Swiss authorities have recorded a growing number of cases of girls under the age of 16 being forced into marriage.
The Zurich newspaper NZZ am Sonntag recently revealed numbers from a centre in Zurich, that aids victims of forced mariage, showing an increase of nearly 70% in the number of victims in 2016 compared to 2015. In 2015, the centre recorded 60 cases. Over the first seven months of 2016 they have recorded more than 100.
The centre is particularly alarmed by a spike in the number of marriages involving under age brides. Since opening in 2005, until the end of 2015, the centre had only seen five cases involving girls under 16. Over the last seven months they have seen 26 cases.
One case involved a ten year old Somalian girl, who, like all other children of her age went to school, but was already married. Or that of another young girl who was also married and, according to a female doctor, had been sexually abused.
The 26 cases occurred in the cantons of Zurich, Bern, Basel, St Gallen and Luzern. The married minors belonged mainly to Eritrean, Somalian, Iraqi and Syrian communities based in Switzerland, suggesting a link between increased migration from these countries. Anu Sivaganesan, who is in charge of the centre, pointed also to increased awareness of the problem among doctors and social workers.

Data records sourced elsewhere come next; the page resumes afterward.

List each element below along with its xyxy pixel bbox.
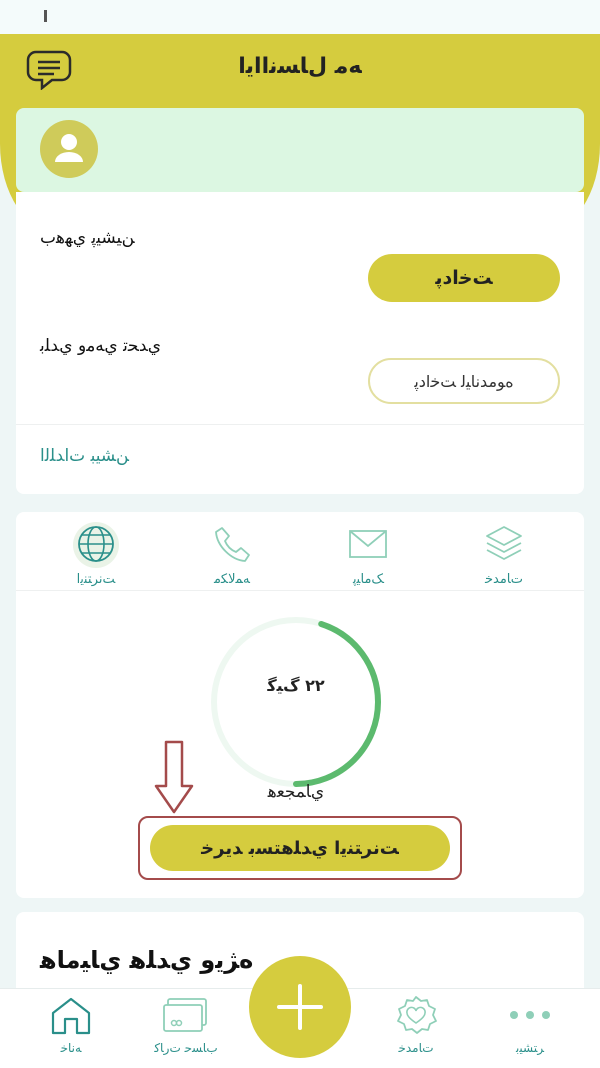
tab-internet[interactable]: ﺖﻧﺮﺘﻨﯾﺍ: [36, 518, 156, 590]
balance-label: ﻦﻴﺸﻴﭘ ﻱﻬﻫﺏ: [40, 228, 135, 248]
gauge-value: ۲۲ ﮒﯿﮔ: [267, 676, 325, 695]
tab-label-services: ﺕﺎﻣﺪﺧ: [484, 572, 524, 587]
nav-label-services: ﺕﺎﻣﺪﺧ: [398, 1041, 434, 1055]
auto-pay-button[interactable]: ﻩﻮﻣﺪﻧﺎﻴﻟ ﺖﺧﺍﺩﭘ: [368, 358, 560, 404]
nav-item-more[interactable]: ﺮﺘﺸﻴﺑ: [475, 995, 585, 1063]
tab-label-calls: ﻪﻤﻟﺎﮑﻣ: [213, 572, 251, 587]
profile-bar[interactable]: [16, 108, 584, 192]
tab-calls[interactable]: ﻪﻤﻟﺎﮑﻣ: [172, 518, 292, 590]
phone-icon: [215, 527, 250, 562]
tab-label-messages: ﮏﻣﺎﻴﭘ: [352, 572, 384, 587]
plus-icon: [277, 984, 323, 1030]
account-card: ﻦﻴﺸﻴﭘ ﻱﻬﻫﺏ ﺖﺧﺍﺩﭘ ﻱﺪﺤﺗ ﻱﻪﻣﻭ ﻱﺪﻠﺑ ﻩﻮﻣﺪﻧﺎﻴﻟ…: [16, 192, 584, 494]
avatar[interactable]: [40, 120, 98, 178]
layers-icon: [486, 526, 522, 560]
page-title: ﻪﻣ ﻝﺎﺴﻧﺍﺍﻳﺍ: [238, 54, 362, 79]
status-indicator: [44, 10, 47, 22]
debt-label: ﻱﺪﺤﺗ ﻱﻪﻣﻭ ﻱﺪﻠﺑ: [40, 336, 162, 356]
nav-label-more: ﺮﺘﺸﻴﺑ: [516, 1041, 544, 1055]
history-link[interactable]: ﻦﺸﻴﺒ ﺕﺍﺪﻠﻟﺍ: [40, 446, 129, 466]
user-icon: [55, 134, 83, 162]
usage-gauge: [211, 617, 381, 787]
usage-card: ﺖﻧﺮﺘﻨﯾﺍ ﻪﻤﻟﺎﮑﻣ ﮏﻣﺎﻴﭘ ﺕﺎﻣﺪﺧ ۲۲ ﮒﯿﮔ ﻱﺎﻤﺠﻌﻫ…: [16, 512, 584, 898]
buy-internet-package-button[interactable]: ﺖﻧﺮﺘﻨﯾﺍ ﻱﺪﻠﻫﺘﺴﺑ ﺪﻳﺮﺧ: [150, 825, 450, 871]
more-icon: [510, 1011, 550, 1019]
tab-messages[interactable]: ﮏﻣﺎﻴﭘ: [308, 518, 428, 590]
add-button[interactable]: [249, 956, 351, 1058]
mail-icon: [349, 530, 387, 558]
nav-label-card: ﺏﺎﺴﺣ ﺕﺭﺎﮐ: [154, 1041, 218, 1055]
divider: [16, 424, 584, 425]
gauge-caption: ﻱﺎﻤﺠﻌﻫ: [267, 782, 325, 802]
divider: [16, 590, 584, 591]
home-icon: [51, 997, 91, 1035]
nav-item-home[interactable]: ﻪﻧﺎﺧ: [16, 995, 126, 1063]
status-bar: [0, 0, 600, 34]
nav-label-home: ﻪﻧﺎﺧ: [60, 1041, 82, 1055]
tab-services[interactable]: ﺕﺎﻣﺪﺧ: [444, 518, 564, 590]
arrow-down-icon: [154, 740, 194, 814]
pay-button[interactable]: ﺖﺧﺍﺩﭘ: [368, 254, 560, 302]
nav-item-card[interactable]: ﺏﺎﺴﺣ ﺕﺭﺎﮐ: [131, 995, 241, 1063]
tab-label-internet: ﺖﻧﺮﺘﻨﯾﺍ: [76, 572, 116, 587]
nav-item-services[interactable]: ﺕﺎﻣﺪﺧ: [361, 995, 471, 1063]
globe-icon: [78, 526, 114, 562]
card-icon: [163, 998, 207, 1032]
badge-icon: [397, 996, 437, 1034]
chat-icon[interactable]: [26, 48, 72, 90]
offers-title: ﻩﮋﻳﻭ ﻱﺪﻠﻫ ﻱﺎﻴﻣﺎﻫ: [40, 946, 254, 974]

Swiss authorities have been fighting against the problem for several years, a task made difficult because of the young victims fear of speaking out, and the complexity of gaining direct access to them.

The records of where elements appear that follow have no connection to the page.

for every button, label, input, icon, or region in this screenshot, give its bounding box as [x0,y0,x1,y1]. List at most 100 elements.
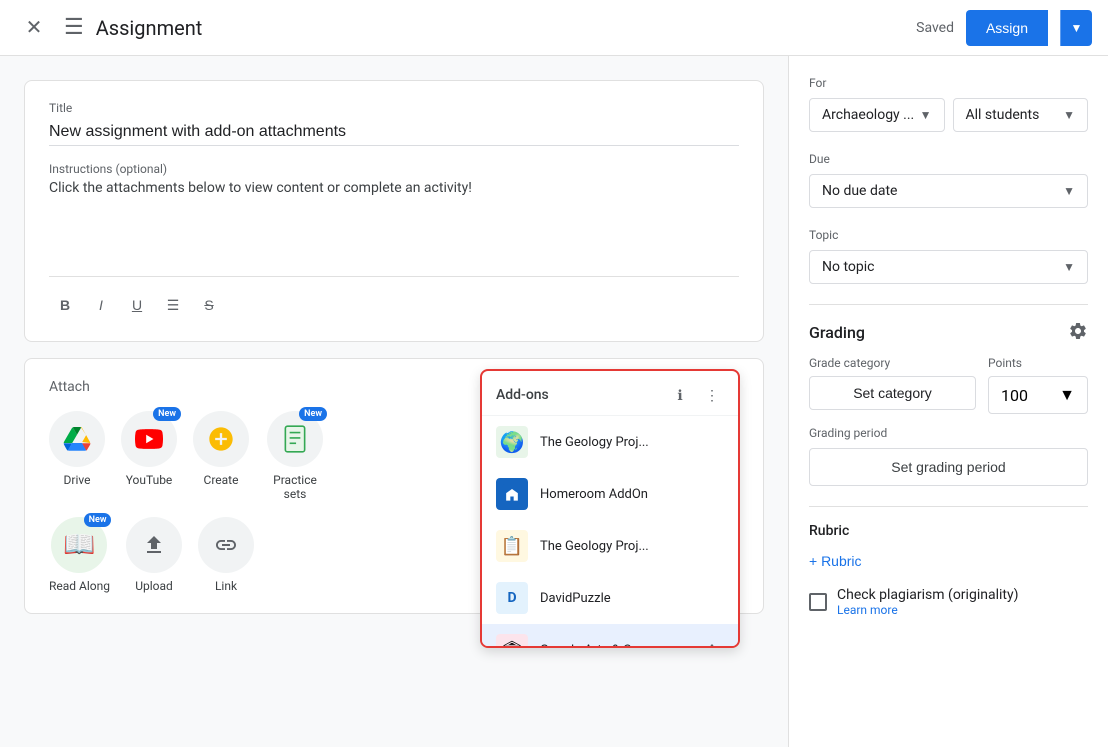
points-dropdown[interactable]: 100 ▼ [988,376,1088,414]
topic-value: No topic [822,259,874,275]
upload-icon [126,517,182,573]
class-dropdown[interactable]: Archaeology ... ▼ [809,98,945,132]
addons-header: Add-ons ℹ ⋮ [482,371,738,416]
instructions-label: Instructions (optional) [49,162,739,176]
attach-item-drive[interactable]: Drive [49,411,105,501]
attach-item-link[interactable]: Link [198,517,254,593]
addon-icon-geology1: 🌍 [496,426,528,458]
class-value: Archaeology ... [822,107,914,123]
list-button[interactable]: ☰ [157,289,189,321]
practice-sets-label: Practice sets [265,473,325,501]
divider-1 [809,304,1088,305]
plagiarism-checkbox[interactable] [809,593,827,611]
for-row: Archaeology ... ▼ All students ▼ [809,98,1088,132]
close-button[interactable]: ✕ [16,10,52,46]
italic-button[interactable]: I [85,289,117,321]
grade-row: Grade category Set category Points 100 ▼ [809,356,1088,414]
class-dropdown-arrow: ▼ [920,108,932,122]
addons-info-button[interactable]: ℹ [668,383,692,407]
addon-item-geology1[interactable]: 🌍 The Geology Proj... [482,416,738,468]
topic-dropdown-arrow: ▼ [1063,260,1075,274]
plagiarism-row: Check plagiarism (originality) Learn mor… [809,587,1088,617]
students-value: All students [966,107,1040,123]
right-panel: For Archaeology ... ▼ All students ▼ Due… [788,56,1108,747]
topic-label: Topic [809,228,1088,242]
addons-popup: Add-ons ℹ ⋮ 🌍 The Geology Proj... [480,369,740,648]
create-icon [193,411,249,467]
formatting-toolbar: B I U ☰ S [49,276,739,321]
saved-status: Saved [916,20,954,36]
addon-name-geology2: The Geology Proj... [540,539,724,554]
grading-period-label: Grading period [809,426,1088,440]
attach-item-practice-sets[interactable]: New Practice sets [265,411,325,501]
addon-icon-google-arts: 🏛 [496,634,528,646]
topic-section: Topic No topic ▼ [809,228,1088,284]
points-dropdown-arrow: ▼ [1059,385,1075,405]
addons-menu-button[interactable]: ⋮ [700,383,724,407]
instructions-input[interactable]: Click the attachments below to view cont… [49,180,739,260]
grade-category-label: Grade category [809,356,976,370]
left-panel: Title Instructions (optional) Click the … [0,56,788,747]
youtube-new-badge: New [153,407,181,421]
grading-section: Grading Grade category Set category Poin… [809,321,1088,486]
form-card: Title Instructions (optional) Click the … [24,80,764,342]
plagiarism-label: Check plagiarism (originality) [837,587,1018,603]
attach-item-upload[interactable]: Upload [126,517,182,593]
upload-label: Upload [135,579,173,593]
addon-item-homeroom[interactable]: Homeroom AddOn [482,468,738,520]
underline-button[interactable]: U [121,289,153,321]
grading-settings-button[interactable] [1068,321,1088,344]
students-dropdown-arrow: ▼ [1063,108,1075,122]
points-label: Points [988,356,1088,370]
page-title: Assignment [96,16,203,40]
rubric-title: Rubric [809,523,1088,539]
app-header: ✕ ☰ Assignment Saved Assign ▼ [0,0,1108,56]
divider-2 [809,506,1088,507]
addon-item-google-arts[interactable]: 🏛 Google Arts & Cu... ℹ [482,624,738,646]
due-section: Due No due date ▼ [809,152,1088,208]
document-icon: ☰ [64,15,84,40]
add-rubric-button[interactable]: + Rubric [809,547,862,575]
title-input[interactable] [49,119,739,146]
topic-dropdown[interactable]: No topic ▼ [809,250,1088,284]
attach-card: Attach Drive [24,358,764,614]
set-category-button[interactable]: Set category [809,376,976,410]
create-label: Create [204,473,239,487]
youtube-icon: New [121,411,177,467]
read-along-label: Read Along [49,579,110,593]
drive-label: Drive [64,473,91,487]
addons-header-icons: ℹ ⋮ [668,383,724,407]
header-right: Saved Assign ▼ [916,10,1092,46]
practice-sets-new-badge: New [299,407,327,421]
assign-dropdown-button[interactable]: ▼ [1060,10,1092,46]
addon-icon-homeroom [496,478,528,510]
addons-title: Add-ons [496,387,549,403]
drive-icon [49,411,105,467]
addon-item-geology2[interactable]: 📋 The Geology Proj... [482,520,738,572]
learn-more-link[interactable]: Learn more [837,603,1018,617]
addon-icon-davidpuzzle: D [496,582,528,614]
attach-item-create[interactable]: Create [193,411,249,501]
due-dropdown-arrow: ▼ [1063,184,1075,198]
header-left: ✕ ☰ Assignment [16,10,202,46]
points-col: Points 100 ▼ [988,356,1088,414]
due-dropdown[interactable]: No due date ▼ [809,174,1088,208]
title-label: Title [49,101,739,115]
attach-item-read-along[interactable]: 📖 New Read Along [49,517,110,593]
read-along-icon: 📖 New [51,517,107,573]
addon-name-geology1: The Geology Proj... [540,435,724,450]
students-dropdown[interactable]: All students ▼ [953,98,1089,132]
grading-title: Grading [809,321,1088,344]
addon-info-google-arts[interactable]: ℹ [700,638,724,646]
addon-name-homeroom: Homeroom AddOn [540,487,724,502]
set-grading-period-button[interactable]: Set grading period [809,448,1088,486]
addon-name-davidpuzzle: DavidPuzzle [540,591,724,606]
addon-item-davidpuzzle[interactable]: D DavidPuzzle [482,572,738,624]
bold-button[interactable]: B [49,289,81,321]
rubric-section: Rubric + Rubric [809,523,1088,575]
attach-item-youtube[interactable]: New YouTube [121,411,177,501]
assign-button[interactable]: Assign [966,10,1048,46]
strikethrough-button[interactable]: S [193,289,225,321]
addon-name-google-arts: Google Arts & Cu... [540,643,688,647]
for-label: For [809,76,1088,90]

In 2012, Switzerland’s parliament voted to stiffen penalties for forced mariage. Swiss law allows forced marriages and marriages involving minors to be annulled, even those concluded abroad. Those found guilty face penalties of up to five years in prison.
In addition, the changes affect migrant family reunification rules. In cases of forced marriage, family reunification isn’t possible. Victims however, can stay in Switzerland after a forced marriage has been annulled.